Well, even with all of the glitz and the glamour and the adrenaline-pumping action, Spectre still doesn’t rise up as a worthy installment in the franchise. And certainly not a worthy successor to the amazement that was Skyfall. Halfway through the movie, I realized that I had seen this movie before in countless forms. The screen play was getting so generic and predictable, I actually yawned. And not just that, the script is just so similar to the recent Mission Impossible: Rogue Nation that I seriously wonder how nobody saw it. In any case, what pulls the movie down is the lethargic writing. There is nothing that screams creative or innovative in the script, and even though the movie might leave you oddly satisfied at the experience, it never gives you the high.
There’s one thing I liked most in Skyfall and that’s the introduction of a humane angle to Bond. Putting him through emotional tight spaces that he’s not accustomed to. Thankfully, that endeavour continues in Spectre as well and we get an inkling of his past through the antagonist (Christoph Waltz playing Ernst Stavro Blofeld, the mastermind behind Spectre), who I should say was menacing, but not enough.

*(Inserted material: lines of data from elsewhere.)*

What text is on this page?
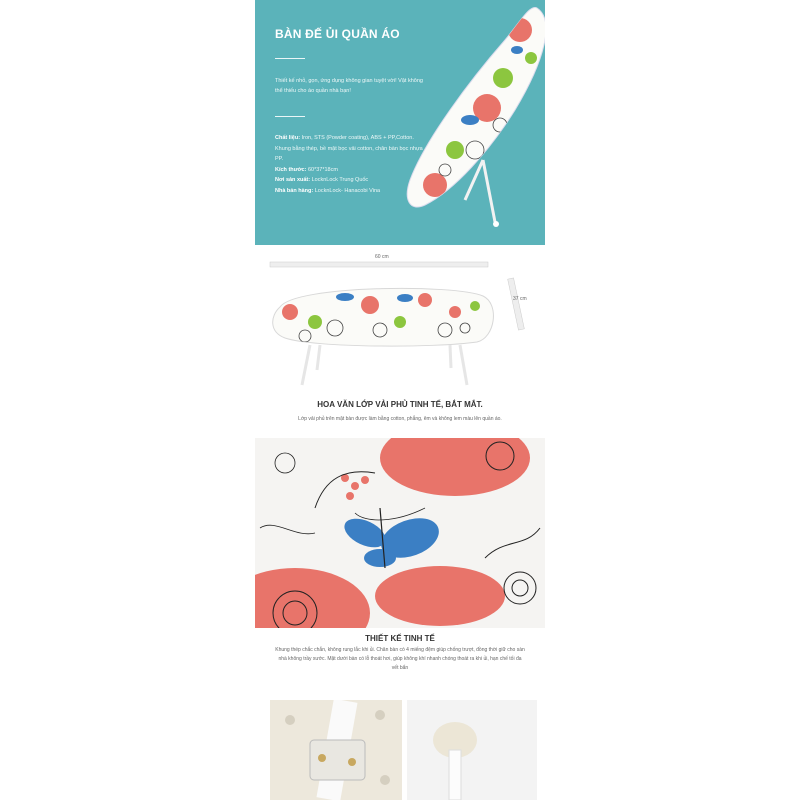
BÀN ĐẾ ỦI QUẦN ÁO
Thiết kế nhỏ, gọn, ứng dụng không gian tuyệt vời! Vật không thể thiếu cho áo quần nhà bạn!
Chất liệu: Iron, STS (Powder coating), ABS + PP,Cotton. Khung bằng thép, bề mặt bọc vải cotton, chân bàn bọc nhựa PP.
Kích thước: 60*37*18cm
Nơi sản xuất: LocknLock Trung Quốc
Nhà bán hàng: LocknLock- Hanacobi Vina
60 cm
37 cm
HOA VĂN LỚP VẢI PHỦ TINH TẾ, BẮT MẮT.
Lớp vải phủ trên mặt bàn được làm bằng cotton, phẳng, êm và không lem màu lên quần áo.
THIẾT KẾ TINH TẾ
Khung thép chắc chắn, không rung lắc khi ủi. Chân bàn có 4 miếng đệm giúp chống trượt, đồng thời giữ cho sàn nhà không trầy xước. Mặt dưới bàn có lỗ thoát hơi, giúp không khí nhanh chóng thoát ra khi ủi, hạn chế tối đa vết bẩn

The one to beat is Andrew Scott (playing Max Denbigh, a vile British Government official), whose creepy smile is something not very easy to get over. (If you didn’t know, he’s the same guy who plays Moriarty in BBC’s Sherlock)

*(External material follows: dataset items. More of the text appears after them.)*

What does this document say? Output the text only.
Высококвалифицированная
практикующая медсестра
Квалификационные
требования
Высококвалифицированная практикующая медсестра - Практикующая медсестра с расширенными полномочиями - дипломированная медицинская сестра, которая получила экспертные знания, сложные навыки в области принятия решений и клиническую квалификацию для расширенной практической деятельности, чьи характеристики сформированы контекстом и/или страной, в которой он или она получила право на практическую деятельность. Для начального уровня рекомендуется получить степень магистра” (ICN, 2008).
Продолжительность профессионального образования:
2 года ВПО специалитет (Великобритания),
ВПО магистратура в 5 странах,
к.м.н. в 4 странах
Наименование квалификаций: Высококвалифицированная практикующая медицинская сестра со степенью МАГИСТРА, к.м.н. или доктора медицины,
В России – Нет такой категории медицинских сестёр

The rest of the cast including Daniel Craig, of course, are spectacular in their respective roles and make the movie eminently watchable. Lea Seydoux as Dr. Madeline Swann, the Bond girl this time is interesting in that she challenges James and makes him see a different side to himself. And she also proves to be quite resourceful herself, even saving Bond’s ass in one fight. The other highlight is the thumping score by Thomas Newman, which the movie never lets go.
Spectre starts off stunningly with a massively mounted opening sequence in Mexico City, a MacGuffin for our Bond. But it never really takes off from there and insists on staying content with being just-another-Bond-movie. You do get some thrills and a world tour, but there’s nothing to make you want to sit through the movie again.